The data is not verified before it is written, so the data in the data lake will become messier over time. The complexity of data governance is high. At the same time, the bottom layer of the data lake is stored on the cloud object storage service in an open data format, so some features will cause the data lake architecture to lack data management features like data warehouses. In addition, due to the insufficient performance of cloud object storage services in big data query scenarios, the advantages of data lakes fail to be well reflected in many scenarios.
As a result, Lakehouse (the third generation of big data platform architecture) was created. It abstracts the transaction management layer on top of the data lake, can provide some Data Management features of traditional data warehouses, and can optimize the performance of some data for the data on the cloud object storage service. It supports various complex analysis scenarios in the big data era and provides a unified processing method for both stream and batch scenarios.
After the Lakehouse architecture, Delta Lake was created. It is an open-source database solution by Databricks. Its architecture is clear and concise, and it can provide guarantees.
The preceding figure shows the Multi-Hop Medallion architecture of Delta Lake, which supports different analysis scenarios through multiple table structures. Data can be imported into Delta Lake by streaming or batch.
The tables in Delta Lake can be divided into three categories:
Delta Lake provides a transaction log-based mechanism to implement ACID transaction features, which can the achieve consistency of read and write data and provide a high-quality data guarantee.
Based on ACID transactions, Delta Lake provides more data management and performance optimization features, such as time backtracking and data version, which can trace back to a certain time or version of data based on its transaction log. At the same time, it can realize efficient upsert and delete of data and the capability of scalable metadata management.
Metadata management may be a burden in big data scenarios. Metadata can be the big data for larger tables. Therefore, the way to support metadata management efficiently is also an architectural challenge.
In Delta Lake transaction logs, metadata is a file that is stored in the form of the transaction log. Therefore, the Spark big data engine can be used to achieve metadata extensibility. At the same time, Delta Lake can provide a unified stream-batch method, which can support data injection in a unified way. The premise of the implementation is that Delta Lake can support serializable isolation levels and implement some typical streaming requirements, such as CDC.
At the same time, Delta Lake provides mandatory constraints of schemas and the ability to evolve automatically to ensure the data quality in the data lake.

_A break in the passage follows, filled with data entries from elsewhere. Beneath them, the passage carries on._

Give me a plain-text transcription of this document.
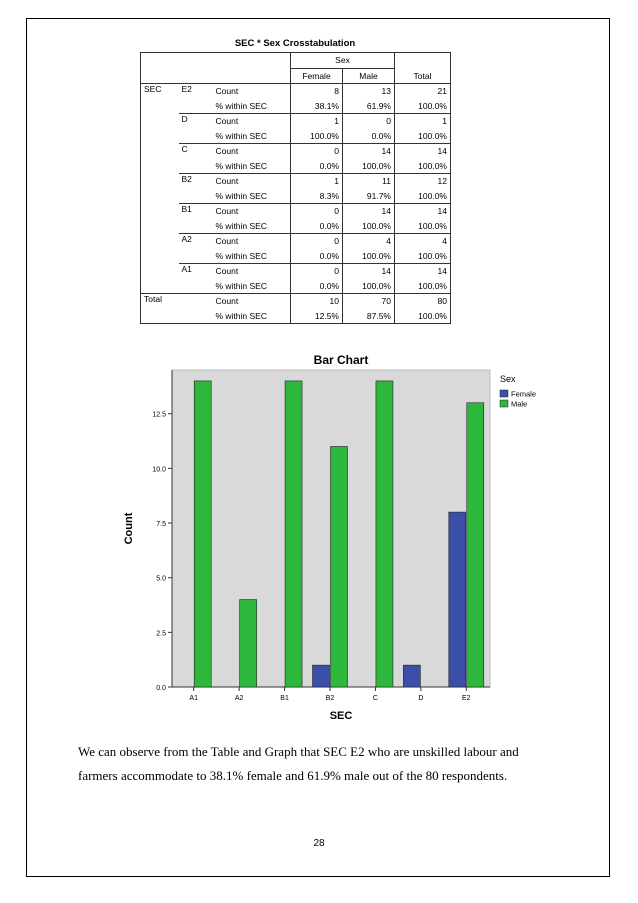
SEC * Sex Crosstabulation
			Sex		
			Female	Male	Total
SEC	E2	Count	8	13	21
		% within SEC	38.1%	61.9%	100.0%
	D	Count	1	0	1
		% within SEC	100.0%	0.0%	100.0%
	C	Count	0	14	14
		% within SEC	0.0%	100.0%	100.0%
	B2	Count	1	11	12
		% within SEC	8.3%	91.7%	100.0%
	B1	Count	0	14	14
		% within SEC	0.0%	100.0%	100.0%
	A2	Count	0	4	4
		% within SEC	0.0%	100.0%	100.0%
	A1	Count	0	14	14
		% within SEC	0.0%	100.0%	100.0%
Total		Count	10	70	80
		% within SEC	12.5%	87.5%	100.0%
Bar Chart
0.0
2.5
5.0
7.5
10.0
12.5
Count
A1	A2	B1	B2	C	D	E2
SEC
Sex
Female
Male
We can observe from the Table and Graph that SEC E2 who are unskilled labour and farmers accommodate to 38.1% female and 61.9% male out of the 80 respondents.
28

In addition, in the commercial version of Delta Lake, the ability to optimize the data layout automatically is also supported in the database, along with a series of performance optimization features of traditional data warehouse databases, such as caching and indexing.
The Delta Lake project was first open-source in April 2019. The core functions (such as transaction and batch-stream unification) have been implemented in 0.1 versions. Since then, Delta Lake has been working hard to realize usability and openness. Lakehouse has also opened up more technologies in the open-source community.
Looking at the development of Delta Lake, it can be seen that it has been moving towards to support more diversified and open ecological development.
The figure shows some core features of Delta Lake 1.0:
The first is the Generated Columns feature, which will be introduced here with an example.
A typical requirement in big data development scenarios is to partition data tables. For example, when partitioning the date field, the original data before writing to the table may be a timestamp field instead of a date field. As shown in the preceding figure, eventTime is a timestamp, but the data does not contain the eventDate type. How should partitioning be done?
Therefore, Delta Lake 1.0 provides generated columns, a special type of column whose values can be automatically generated according to user-specified functions.
You can use the simple SQL syntax shown in the preceding figure to convert eventTime to date to generate the eventDate field. The whole process is automatic. Users only need to provide this syntax when creating tables at the beginning.
The second important feature provided by Delta Lake 1.0 is Standalone. Its goal is to connect more engines besides Spark, but engines (such as Presto and Flink) do not need to rely on Spark. If Delta Lake only binds compulsively to Spark, it violates Delta Lake's openness goal.
As a result, the community launched Standalone, which implements the processing of Delta Lake transaction protocol at the jvm level. With Standalone, more engines will come in later. The earliest version of Standalone only provided Reader. With the release of Delta Connector version 0.3.0 earlier this year, Standalone began to support write operations. In addition, community support for Flink Sink/Source, Hive, and Presto is under development.
In addition, Delta Lake 1.0 provides Delta-rs Rust libraries. The goal is to support more high-level programming languages through Delta-rs libraries and make Delta Lake more open. With Delta-rs libraries, more programming languages (such as Python and Ruby) can access the Delta Lake table.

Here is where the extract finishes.